Pin che vive con sua sorella, una prostituta, frequentatrice di uomini legati all’ambiente fascista, un giorno entra nella locanda del paese e gli uomini lì radunati gli lanciano una sfida: riuscire a rubare la pistola al tedesco, mentre è impegnato con la sorella. Da questo antefatto iniziano le avventure di Pin sullo sfondo delle guerre tra nazi-fascisti e resistenza e il lettore segue il giovane protagonista in un mondo che sembra caratterizzato principalmente da due colori il nero e il rosso, che vengono insistentemente utilizzati per descrivere tutte le persone che Pin incontra.
Fin da subito ho capito che l’insistenza su questi colori non poteva essere casuale e se inizialmente si potrebbe pensare che indichino l’appartenenza ad uno dei due schieramenti, rosso per i partigiani e nero per l’esercito nazi-fascista, in realtà, proseguendo la lettura, la simbologia si fa ancora più complessa perché rosso e nero si trovano mischiati nella descrizione di singoli personaggi e a volte il nero fa la sua comparsa anche addosso ai combattenti della resistenza.
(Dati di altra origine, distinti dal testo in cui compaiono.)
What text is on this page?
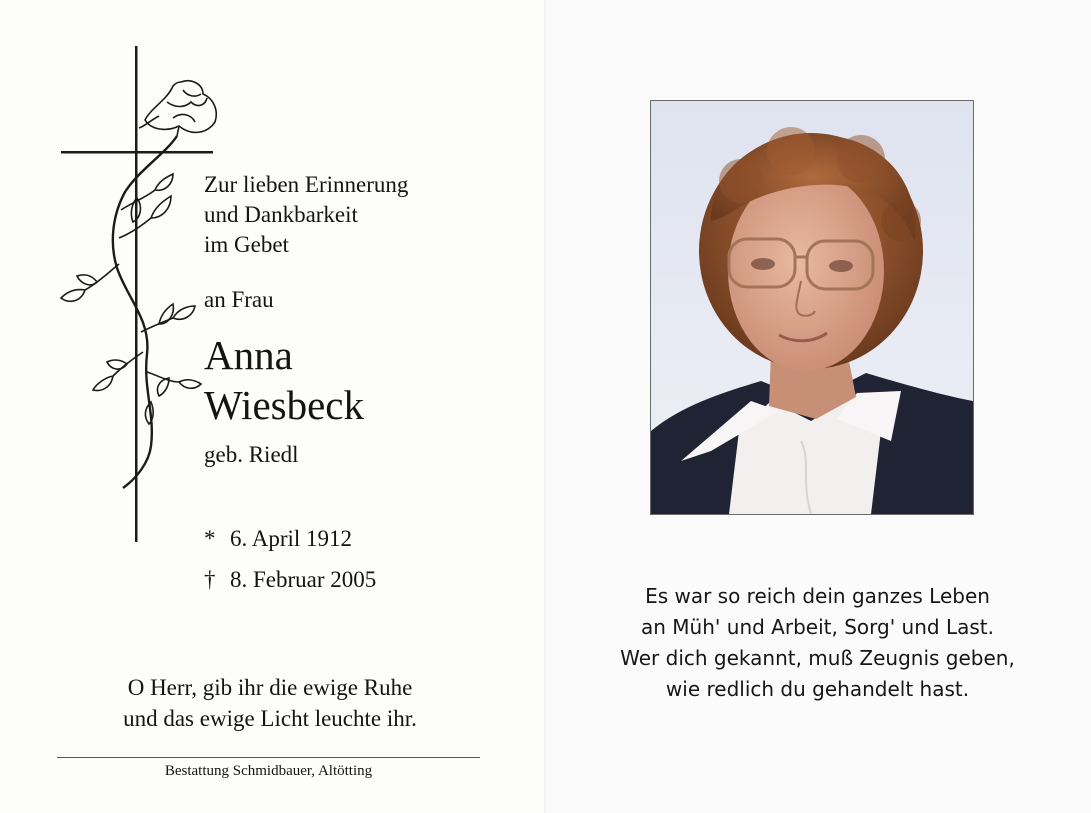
Zur lieben Erinnerung
und Dankbarkeit
im Gebet
an Frau
Anna
Wiesbeck
geb. Riedl
* 6. April 1912
† 8. Februar 2005
O Herr, gib ihr die ewige Ruhe
und das ewige Licht leuchte ihr.
Bestattung Schmidbauer, Altötting
Es war so reich dein ganzes Leben
an Müh' und Arbeit, Sorg' und Last.
Wer dich gekannt, muß Zeugnis geben,
wie redlich du gehandelt hast.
Pin ha lentiggini rosse e nere che “gli si affollano attorno agli occhi come un volo di vespe”, sua sorella viene chiamata la Nera di Carrugio Lungo, l’eroe della resistenza che incontra per primo Pin, non a caso, è chiamato Lupo Rosso; Pelle, altro personaggio incontrato dal nostro protagonista, ha gli occhi rossicci e quando “comincia a litigare gli si arrossano ancora di più come stesse per piangere”; Barone uno dei quattro cognati calabresi, anch’essi parte dei partigiani, porta un grande cappello contadino nero e una sciarpa di lana nera al collo; e così tanti altri potrebbero essere gli esempi da citare.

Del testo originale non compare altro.